Paul Krugman groans about the news media's penchant for one-sided debate
One major sin of news coverage, especially on TV, is the way certain points of view just get excluded from consideration — even if many of the best-informed people hold those views. Most famously and disastrously, the case against invading Iraq was just not heard in the months before the war.And one major sin of economics education and the public discourse of economics is the way certain points of view just get excluded from consideration. The perspective that work time reduction might be a key part of a progressive economic recovery strategy — as Keynes pointed out, one of three ingredients of a cure and the ultimate solution — is not only excluded, it is ridiculed by economists as a lump of labor fallacy. I’ve researched the alleged fallacy and I’ve found the claim to be fraudulent. The results of my research have been published in the Review of Social Economy as “Why Economists Dislike a Lump of Labor”. I’ve even offered a $10,000 prize if someone could refute my rebuttal and get it published in a leading economics journal. No takers of course.
Meanwhile, Dean Baker has offered a policy proposal for reducing working time as part of an economic recovery package.

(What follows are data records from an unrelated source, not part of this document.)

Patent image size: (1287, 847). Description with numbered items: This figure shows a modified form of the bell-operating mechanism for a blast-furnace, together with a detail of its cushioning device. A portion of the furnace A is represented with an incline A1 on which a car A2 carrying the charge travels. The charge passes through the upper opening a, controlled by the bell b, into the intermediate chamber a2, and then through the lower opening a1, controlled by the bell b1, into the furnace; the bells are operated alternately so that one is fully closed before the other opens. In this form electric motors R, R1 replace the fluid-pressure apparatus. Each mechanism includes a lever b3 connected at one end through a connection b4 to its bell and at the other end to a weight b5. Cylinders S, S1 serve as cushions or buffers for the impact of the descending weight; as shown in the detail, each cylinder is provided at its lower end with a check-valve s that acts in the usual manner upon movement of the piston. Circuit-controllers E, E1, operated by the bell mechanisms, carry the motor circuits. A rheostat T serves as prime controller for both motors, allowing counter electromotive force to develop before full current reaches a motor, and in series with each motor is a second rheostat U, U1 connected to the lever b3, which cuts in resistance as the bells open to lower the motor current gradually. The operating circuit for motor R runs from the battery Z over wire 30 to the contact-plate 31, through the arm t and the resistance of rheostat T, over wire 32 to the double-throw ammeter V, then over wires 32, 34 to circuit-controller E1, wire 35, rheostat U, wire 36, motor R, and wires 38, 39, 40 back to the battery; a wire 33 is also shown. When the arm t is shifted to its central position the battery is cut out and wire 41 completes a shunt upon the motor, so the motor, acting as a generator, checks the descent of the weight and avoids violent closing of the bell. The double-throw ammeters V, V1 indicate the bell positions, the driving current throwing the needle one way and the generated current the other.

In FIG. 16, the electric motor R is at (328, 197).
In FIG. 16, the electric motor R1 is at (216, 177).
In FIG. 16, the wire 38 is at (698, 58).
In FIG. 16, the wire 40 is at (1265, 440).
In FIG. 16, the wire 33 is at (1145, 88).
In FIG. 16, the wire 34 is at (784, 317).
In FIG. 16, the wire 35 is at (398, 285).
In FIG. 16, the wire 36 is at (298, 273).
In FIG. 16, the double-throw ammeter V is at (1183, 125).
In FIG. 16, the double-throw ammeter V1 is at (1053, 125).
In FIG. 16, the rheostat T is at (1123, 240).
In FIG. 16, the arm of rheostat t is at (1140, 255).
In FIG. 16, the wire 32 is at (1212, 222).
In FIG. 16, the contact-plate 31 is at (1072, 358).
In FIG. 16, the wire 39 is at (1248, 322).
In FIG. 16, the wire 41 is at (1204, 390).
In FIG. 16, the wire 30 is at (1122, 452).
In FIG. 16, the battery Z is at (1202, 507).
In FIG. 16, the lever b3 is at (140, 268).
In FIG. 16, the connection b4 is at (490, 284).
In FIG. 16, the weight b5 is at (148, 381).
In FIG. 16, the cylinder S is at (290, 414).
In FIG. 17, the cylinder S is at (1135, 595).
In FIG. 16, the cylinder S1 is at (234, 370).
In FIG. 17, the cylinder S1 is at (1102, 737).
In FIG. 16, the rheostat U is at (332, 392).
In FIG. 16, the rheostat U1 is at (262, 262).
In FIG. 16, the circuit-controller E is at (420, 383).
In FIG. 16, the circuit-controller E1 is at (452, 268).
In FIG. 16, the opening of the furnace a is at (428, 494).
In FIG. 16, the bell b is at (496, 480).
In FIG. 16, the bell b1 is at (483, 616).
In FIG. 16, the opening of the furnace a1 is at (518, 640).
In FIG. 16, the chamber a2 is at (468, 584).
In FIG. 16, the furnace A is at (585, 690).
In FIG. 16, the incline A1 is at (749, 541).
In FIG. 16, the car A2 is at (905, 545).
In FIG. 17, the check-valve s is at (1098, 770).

Just listen to the spirited discussion among economists of Dean’s proposal! What’s that you say? Silence? Oh.
Congratulations on the publication of your article. Does it discuss the case of the effort in France to reduce work hours? Many observers have claimed that this effort did not do much to change the unemployment rate, and there are ongoing complaints by people who would like to work longer hours against it. Thoughts on that?